The Secretariat Complex — Popularly known as the North Block and South Block the present seat of the ministry of Finance and External affairs respectively was the original Secretariat built on Raisina hill. These imposing structures are topped with Chatris on the corners giving it a typical oriental look.
Rashtrapati Bhavan & Mughal Gardens — Formely the Viceregal Lodge, the building is the highlight of Lutyen’s New Delhi and was completed in 1929 at a cost of 12,53,000 pound sterling. Located in an area of 130 hectares, the palace has 340 rooms. At one time, 2,000 people were required to look after the building and serve the Viceroy’s household. The lodge also has impressive garden called the Mughal Garden, which is open to public twice in a year, usually in February and March.
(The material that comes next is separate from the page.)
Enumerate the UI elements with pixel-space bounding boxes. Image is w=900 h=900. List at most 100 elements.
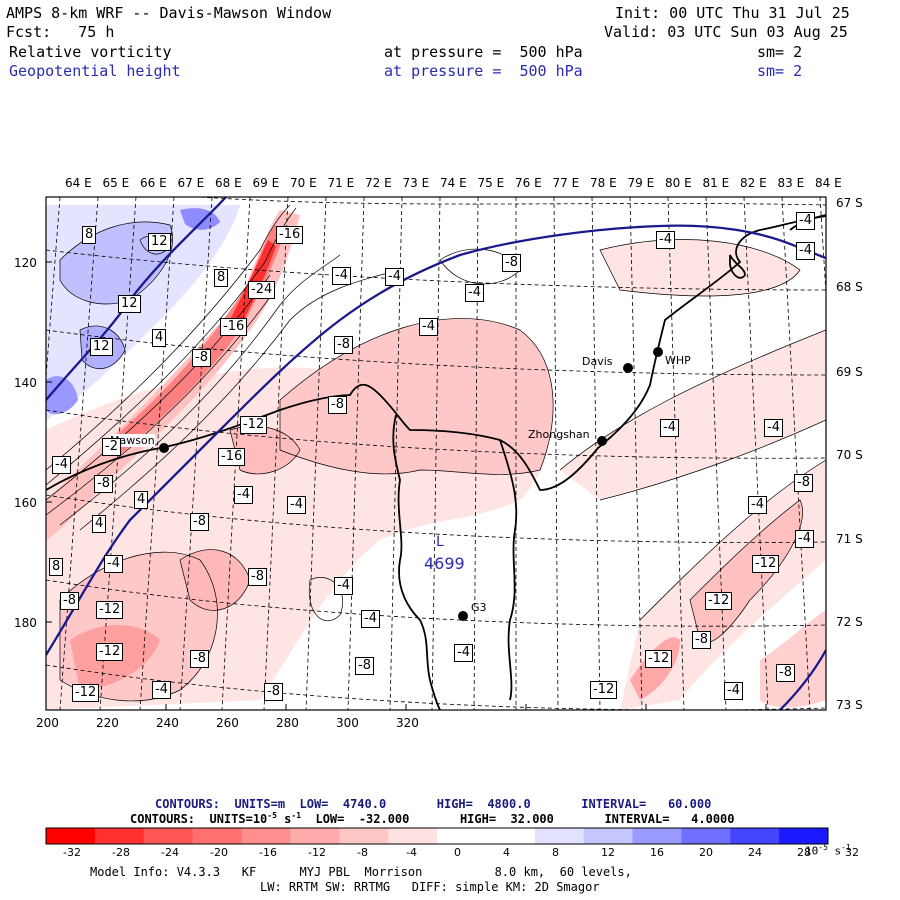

Parliament House — The seat of Indian Parliament is a marvelous piece of architecture designed by the famed architect Lutyens and constructed under the direct supervision of Sir Herbert Baker. Visitors are not allowed to loiter inside the building without special permission, for security reasons. For the foreign visitors permits are given only after they obtain an introductory letter from the respective embassy. Designed as a circular structure, the House is 171 meters in diameter and about one-third of a mile in circumference. The two semicircular house chambers flank the Central Hall with its impressive dome. The building has a continuous open corridor on the first floor fringed with a colonnade of 144 creamy sandstone pillars. The exterior walls of red sandstone are carved in geometric patterns that echo Moghul jaalis. It is a marvellous piece of architecture which can be admired only from outside on account of security restrictions. It is domed almost circular structure about a kilometer in circumference and is the seat of the Indian Parliament. During the sessions of Parliament there is a flurry of activity in and around the structure.
Teen Murti House — The Teen Murti Bhavan housed the first Prime Minister of India, Jawaharlal Nehru. It was designed by Robert Tor Russel, the architect of Connaught Place, and the Eastern and Western Courts on Janpath. The Bhavan was originally the residence of the Commander-in-Chief of the British Forces in India. However, after independence the house was taken over as the residence of Jawaharlal Nehru. And on his death, the house was converted into a national memorial comprising a library and a museum. The library is one of the finest ones for information on modern Indian history. The house gets its name after the Teen Murti (three statues) Memorial, which stands on its extensive grounds. The memorial was built in memory of the Indian soldiers who perished in World War I. The Bhavan is closed to public on Mondays and on all public holidays.